Brewers Association Debuts One-Time GABF Category Celebrating Craft Malt Brewers
The Brewers Association's new one-time 2026 GABF category requires at least 50% craft malt per beer, putting small local malthouses on the awards stage for the first time.

The grain bill has always been the unglamorous workhorse of recipe design, carefully selected and then overshadowed by dry-hop additions and barrel programs in every post-medal interview. The Brewers Association moved to correct that imbalance with a special one-time category at the 2026 Great American Beer Festival dedicated to beers brewed with at least 50% craft malt.
The category sets a clear bar for what qualifies as craft malt: a maltster producing fewer than 10,000 metric tons per year with over 50% of grains grown within a 500-mile radius of the malthouse, per the Craft Malt Guild definition the BA adopted. Beers hitting that 50% threshold can enter, but the BA went further, encouraging brewers to collaborate with their maltster on recipe development and to submit maltster details for inclusion in the medal announcement process, a move that could put the names of small regional malthouses in front of the GABF crowd for the first time.

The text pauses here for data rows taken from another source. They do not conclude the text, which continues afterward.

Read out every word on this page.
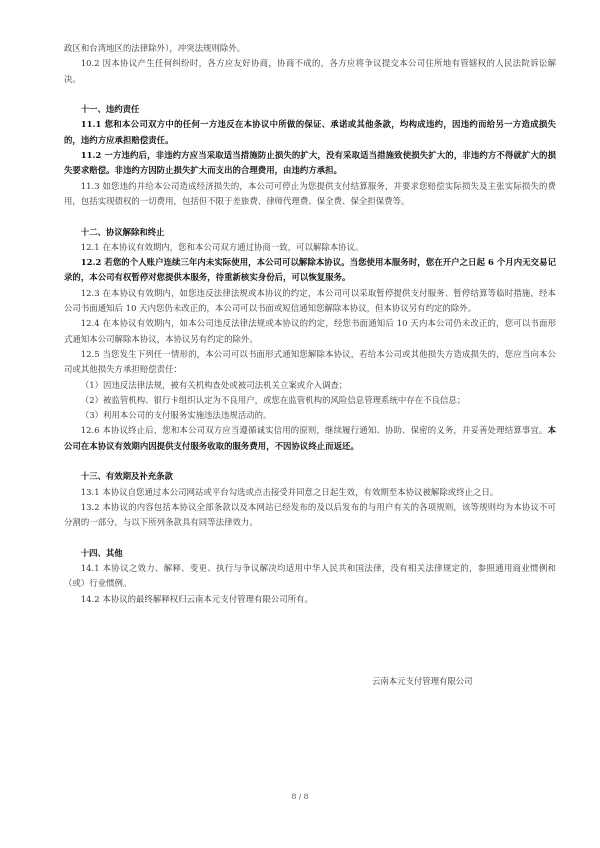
政区和台湾地区的法律除外），冲突法规则除外。

10.2 因本协议产生任何纠纷时，各方应友好协商，协商不成的，各方应将争议提交本公司住所地有管辖权的人民法院诉讼解决。

十一、违约责任

11.1 您和本公司双方中的任何一方违反在本协议中所做的保证、承诺或其他条款，均构成违约，因违约而给另一方造成损失的，违约方应承担赔偿责任。

11.2 一方违约后，非违约方应当采取适当措施防止损失的扩大，没有采取适当措施致使损失扩大的，非违约方不得就扩大的损失要求赔偿。非违约方因防止损失扩大而支出的合理费用，由违约方承担。

11.3 如您违约并给本公司造成经济损失的，本公司可停止为您提供支付结算服务，并要求您赔偿实际损失及主张实际损失的费用，包括实现债权的一切费用，包括但不限于差旅费、律师代理费、保全费、保全担保费等。

十二、协议解除和终止

12.1 在本协议有效期内，您和本公司双方通过协商一致，可以解除本协议。

12.2 若您的个人账户连续三年内未实际使用，本公司可以解除本协议。当您使用本服务时，您在开户之日起 6 个月内无交易记录的，本公司有权暂停对您提供本服务，待重新核实身份后，可以恢复服务。

12.3 在本协议有效期内，如您违反法律法规或本协议的约定，本公司可以采取暂停提供支付服务、暂停结算等临时措施，经本公司书面通知后 10 天内您仍未改正的，本公司可以书面或短信通知您解除本协议，但本协议另有约定的除外。

12.4 在本协议有效期内，如本公司违反法律法规或本协议的约定，经您书面通知后 10 天内本公司仍未改正的，您可以书面形式通知本公司解除本协议，本协议另有约定的除外。

12.5 当您发生下列任一情形的，本公司可以书面形式通知您解除本协议，若给本公司或其他损失方造成损失的，您应当向本公司或其他损失方承担赔偿责任：

（1）因违反法律法规，被有关机构查处或被司法机关立案或介入调查；

（2）被监管机构、银行卡组织认定为不良用户，或您在监管机构的风险信息管理系统中存在不良信息；

（3）利用本公司的支付服务实施违法违规活动的。

12.6 本协议终止后，您和本公司双方应当遵循诚实信用的原则，继续履行通知、协助、保密的义务，并妥善处理结算事宜。本公司在本协议有效期内因提供支付服务收取的服务费用，不因协议终止而返还。

十三、有效期及补充条款

13.1 本协议自您通过本公司网站或平台勾选或点击接受并同意之日起生效，有效期至本协议被解除或终止之日。

13.2 本协议的内容包括本协议全部条款以及本网站已经发布的及以后发布的与用户有关的各项规则，该等规则均为本协议不可分割的一部分，与以下所列条款具有同等法律效力。

十四、其他

14.1 本协议之效力、解释、变更、执行与争议解决均适用中华人民共和国法律，没有相关法律规定的，参照通用商业惯例和（或）行业惯例。

14.2 本协议的最终解释权归云南本元支付管理有限公司所有。

云南本元支付管理有限公司
8 / 8
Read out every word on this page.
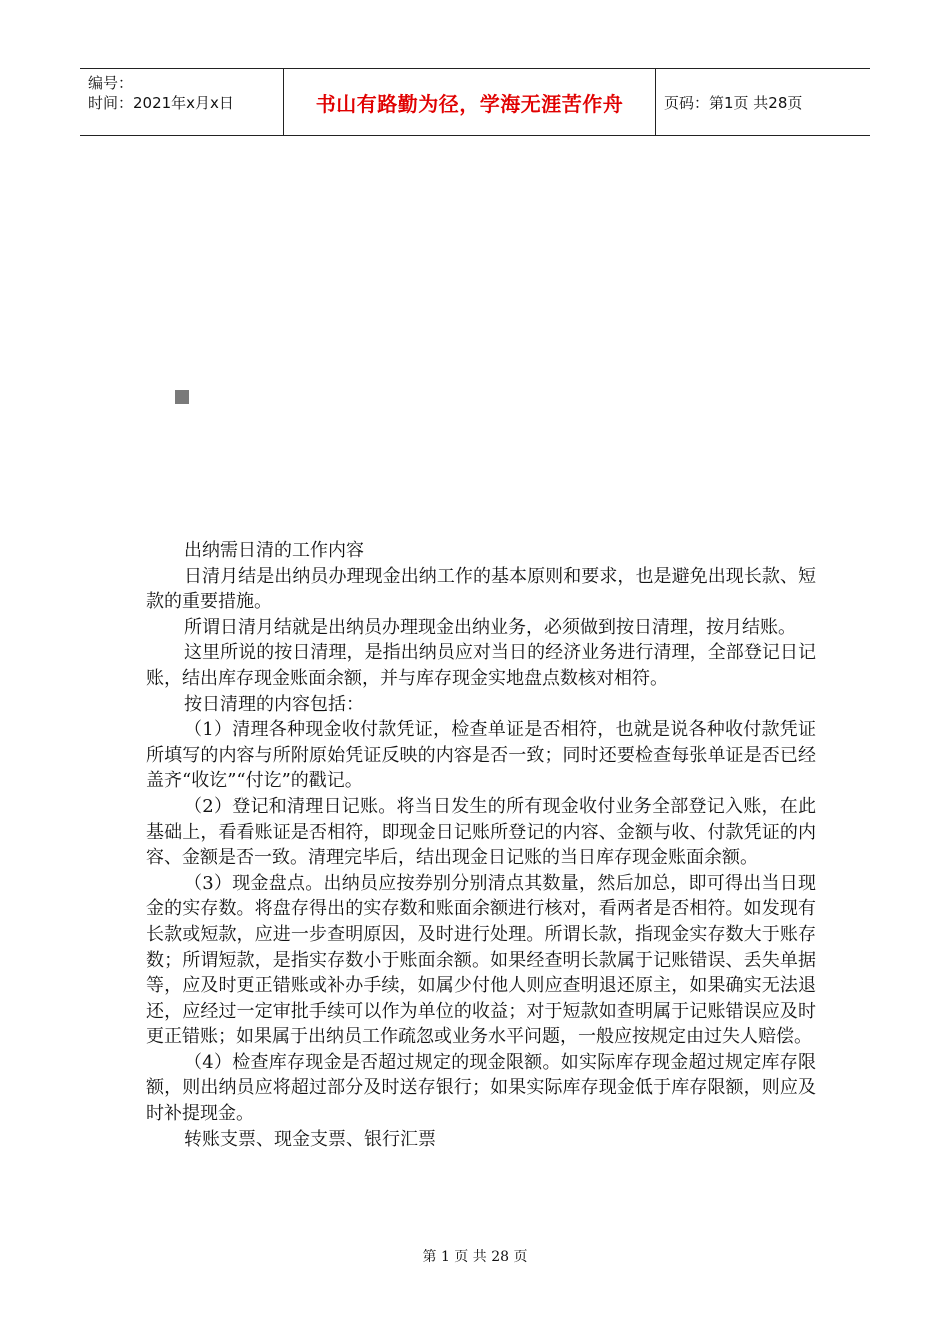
编号：
时间：2021年x月x日	书山有路勤为径，学海无涯苦作舟	页码：第1页 共28页

出纳需日清的工作内容

日清月结是出纳员办理现金出纳工作的基本原则和要求，也是避免出现长款、短款的重要措施。

所谓日清月结就是出纳员办理现金出纳业务，必须做到按日清理，按月结账。

这里所说的按日清理，是指出纳员应对当日的经济业务进行清理，全部登记日记账，结出库存现金账面余额，并与库存现金实地盘点数核对相符。

按日清理的内容包括：

（1）清理各种现金收付款凭证，检查单证是否相符，也就是说各种收付款凭证所填写的内容与所附原始凭证反映的内容是否一致；同时还要检查每张单证是否已经盖齐“收讫”“付讫”的戳记。

（2）登记和清理日记账。将当日发生的所有现金收付业务全部登记入账，在此基础上，看看账证是否相符，即现金日记账所登记的内容、金额与收、付款凭证的内容、金额是否一致。清理完毕后，结出现金日记账的当日库存现金账面余额。

（3）现金盘点。出纳员应按券别分别清点其数量，然后加总，即可得出当日现金的实存数。将盘存得出的实存数和账面余额进行核对，看两者是否相符。如发现有长款或短款，应进一步查明原因，及时进行处理。所谓长款，指现金实存数大于账存数；所谓短款，是指实存数小于账面余额。如果经查明长款属于记账错误、丢失单据等，应及时更正错账或补办手续，如属少付他人则应查明退还原主，如果确实无法退还，应经过一定审批手续可以作为单位的收益；对于短款如查明属于记账错误应及时更正错账；如果属于出纳员工作疏忽或业务水平问题，一般应按规定由过失人赔偿。

（4）检查库存现金是否超过规定的现金限额。如实际库存现金超过规定库存限额，则出纳员应将超过部分及时送存银行；如果实际库存现金低于库存限额，则应及时补提现金。

转账支票、现金支票、银行汇票

第 1 页 共 28 页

BA technical projects director Chuck Skypeck traced the rationale to a generational shift in American malting. The rise of craft malt houses since the early 2010s, he explained, has diversified independent brewers' barley malt supply chains and given them access to local, characterful malts that larger commodity suppliers simply don't offer. Those malthouses bring terroir-driven barley sourcing, distinctive kilning profiles, and varietal barley choices that show up as measurably different color, body, and flavor compared to standard base malts.
Perhaps the most notable piece of judging guidance: the BA explicitly encouraged entrants to highlight craft malt character even when doing so pushes a beer outside standard style expectations. That is a meaningful signal in a competition built on style adherence, and it frames this category less as a checkbox for brewers with convenient local grain sourcing and more as an invitation to let the malt drive the recipe. Amber ales, brown ales, Manchester-style bitters, and malt-forward lagers are the styles most naturally positioned to benefit.

The new category follows the model of the Vera Hop Category at the 2025 GABF, and the BA has already announced that the 2027 GABF will spotlight the public hop variety Thora in a similar special slot. The BA described these additions as a way to "highlight the unique creative and collaborative energy of independent brewers and their supply chain partners."
Registration for the 2026 GABF competition opens June 23, 2026. BA members save $240 per beer entry. Questions can be directed to Chris Williams or Chuck Skypeck at the Brewers Association.
For homebrew clubs, the category introduces a tangible framework for pro-am collaborations with local malthouses, whether that means co-developing a grain-forward recipe, hosting maltster-led seminars, or simply building sourcing relationships that outlast any single competition cycle. The BA put the purpose plainly: to "give small, local malthouses and the brewers who work with them a chance to share the awards stage.